Os Grandes Votos, conhecidos como os Votos do Bodissatva, provavelmente originaram-se na China por volta do século VI e podem ter sido derivados de um gatha sânscrito anterior (um verso de quatro linhas que resume um aspecto do dharma, e é frequentemente um voto). Na virada do século oitavo encontramos o mestre zen chinês Hui-neng ensinando suas implicações. Hoje eles são recitados no final dos serviços na maioria dos centros Mahayana.

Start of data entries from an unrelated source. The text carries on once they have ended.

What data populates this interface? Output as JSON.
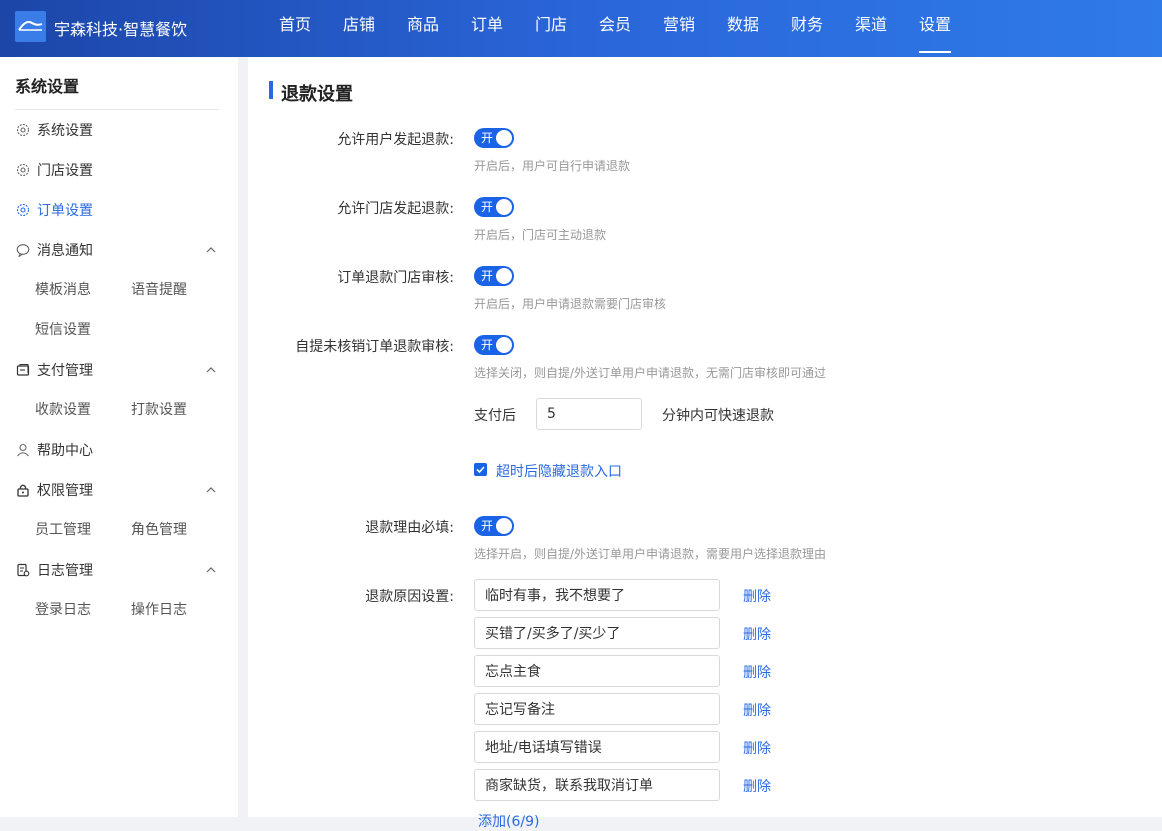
{
  "header": {
    "brand": "宇森科技·智慧餐饮",
    "nav": [
      "首页",
      "店铺",
      "商品",
      "订单",
      "门店",
      "会员",
      "营销",
      "数据",
      "财务",
      "渠道",
      "设置"
    ],
    "active_nav": "设置"
  },
  "sidebar": {
    "title": "系统设置",
    "items": [
      {
        "label": "系统设置",
        "icon": "gear-icon"
      },
      {
        "label": "门店设置",
        "icon": "gear-icon"
      },
      {
        "label": "订单设置",
        "icon": "gear-icon",
        "active": true
      },
      {
        "label": "消息通知",
        "icon": "message-icon",
        "sub": [
          "模板消息",
          "语音提醒",
          "短信设置"
        ]
      },
      {
        "label": "支付管理",
        "icon": "wallet-icon",
        "sub": [
          "收款设置",
          "打款设置"
        ]
      },
      {
        "label": "帮助中心",
        "icon": "user-icon"
      },
      {
        "label": "权限管理",
        "icon": "lock-icon",
        "sub": [
          "员工管理",
          "角色管理"
        ]
      },
      {
        "label": "日志管理",
        "icon": "log-icon",
        "sub": [
          "登录日志",
          "操作日志"
        ]
      }
    ]
  },
  "main": {
    "section_title": "退款设置",
    "settings": [
      {
        "label": "允许用户发起退款:",
        "toggle": "开",
        "hint": "开启后，用户可自行申请退款"
      },
      {
        "label": "允许门店发起退款:",
        "toggle": "开",
        "hint": "开启后，门店可主动退款"
      },
      {
        "label": "订单退款门店审核:",
        "toggle": "开",
        "hint": "开启后，用户申请退款需要门店审核"
      },
      {
        "label": "自提未核销订单退款审核:",
        "toggle": "开",
        "hint": "选择关闭，则自提/外送订单用户申请退款，无需门店审核即可通过"
      }
    ],
    "quick_refund": {
      "prefix": "支付后",
      "value": "5",
      "suffix": "分钟内可快速退款"
    },
    "hide_entry_checkbox": {
      "label": "超时后隐藏退款入口",
      "checked": true
    },
    "reason_required": {
      "label": "退款理由必填:",
      "toggle": "开",
      "hint": "选择开启，则自提/外送订单用户申请退款，需要用户选择退款理由"
    },
    "reasons": {
      "label": "退款原因设置:",
      "items": [
        "临时有事，我不想要了",
        "买错了/买多了/买少了",
        "忘点主食",
        "忘记写备注",
        "地址/电话填写错误",
        "商家缺货，联系我取消订单"
      ],
      "delete_label": "删除",
      "add_label": "添加(6/9)"
    }
  }
}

Composto com sete gráficos chineses por linha, os Grandes Votos estão poeticamente dispostos em paralelos, rimas e repetições. As traduções inglesas contemporâneas dos Grandes Votos dependem muito da versão de D.T. Suzuki, publicada pela primeira vez em 1935. Ele usou o título “Os Quatro Grandes Votos”, uma abreviação do título usado por Hui-neng: “Os Quatro Grandes Votos Amplos”. O gráfico para “amplo” implica “para ampla difusão”. Nakagawa Soen Roshi (1908-83), por sua vez, estabeleceu o título “Grandes Votos para Todos” para sua própria tradução em 1957, e dois anos depois, no Diamond Sangha – então uma comunidade inexperiente em Honolulu – nós usamos este título em nosso primeiro livro de sutra. Hoje, enquanto continuamos a refinar nossa tradução, é quase a única parte do texto dos Votos que permaneceu igual.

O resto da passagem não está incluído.